È morto Alberto Bertone, l'uomo che portò l'acqua delle Alpi sulle tavole di tutti gli italiani
Dolore e cordoglio per la scomparsa del fondatore di Acqua Sant’Anna. Il suo sogno imprenditoriale ha cambiato per sempre il mercato delle acque minerali italiane.
Ha creduto nella forza limpida delle montagne e l’ha trasformata in un sogno che scorre in ogni casa. Alberto Bertone, scomparso a 59 anni, non vendeva semplicemente acqua: raccontava un'idea di purezza, di fiducia e di Italia autentica. Con un’intuizione che oggi sembra quasi romantica, portò Acqua Sant’Anna dalle sorgenti di Vinadio ai supermercati di tutto il Paese, diventando il simbolo di un'imprenditoria capace di unire innovazione e rispetto per la natura.
Il dolore della famiglia e dell'azienda
La notizia della sua scomparsa è stata annunciata "con immenso dolore" dalla famiglia Bertone e da tutta la grande squadra di Acqua Sant'Anna. Un dolore condiviso non solo dai dipendenti, ma anche da chi in questi anni ha conosciuto la sua visione, la sua energia e la sua capacità di guardare lontano senza mai perdere il contatto con la terra.

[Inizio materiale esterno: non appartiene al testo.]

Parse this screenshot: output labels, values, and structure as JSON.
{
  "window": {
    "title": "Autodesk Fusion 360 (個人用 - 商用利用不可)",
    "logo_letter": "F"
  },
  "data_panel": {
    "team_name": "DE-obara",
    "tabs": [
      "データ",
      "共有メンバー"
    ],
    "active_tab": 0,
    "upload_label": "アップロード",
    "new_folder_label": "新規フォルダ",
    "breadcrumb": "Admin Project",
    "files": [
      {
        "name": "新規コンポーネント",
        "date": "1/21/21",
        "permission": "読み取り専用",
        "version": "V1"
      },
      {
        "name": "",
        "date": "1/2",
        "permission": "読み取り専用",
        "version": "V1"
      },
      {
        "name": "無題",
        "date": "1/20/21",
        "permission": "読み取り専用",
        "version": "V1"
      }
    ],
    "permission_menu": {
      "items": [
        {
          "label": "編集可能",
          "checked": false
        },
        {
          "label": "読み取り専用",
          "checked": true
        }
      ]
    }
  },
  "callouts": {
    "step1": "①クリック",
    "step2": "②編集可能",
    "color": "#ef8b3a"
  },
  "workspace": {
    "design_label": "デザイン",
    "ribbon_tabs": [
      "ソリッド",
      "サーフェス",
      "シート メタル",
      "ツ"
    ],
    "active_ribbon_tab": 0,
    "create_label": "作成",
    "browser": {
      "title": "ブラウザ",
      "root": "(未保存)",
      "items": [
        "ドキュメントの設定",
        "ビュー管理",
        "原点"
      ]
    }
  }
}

Un imprenditore visionario
Fondatore dell'azienda nel 1996, di lui si dice che fosse un "imprenditore visionario e coraggioso": qualità che emergono da ogni tappa della sua storia. Ha saputo coniugare tecnologia e sostenibilità, portando la sua azienda a essere leader nel mercato delle acque minerali italiane, ma sempre con uno sguardo umano — verso i collaboratori, i consumatori e il territorio che amava profondamente.
Un'eredità che resta
Profondamente legato alla sua famiglia, Alberto Bertone lascia un esempio di leadership autentica, fatta di empatia e responsabilità. Il suo nome continuerà a vivere nella storia di Acqua Sant'Anna, ma anche nel ricordo di chi, con lui, ha creduto che dal cuore delle montagne potesse nascere qualcosa di più di un'impresa: un simbolo di purezza, impegno e visione.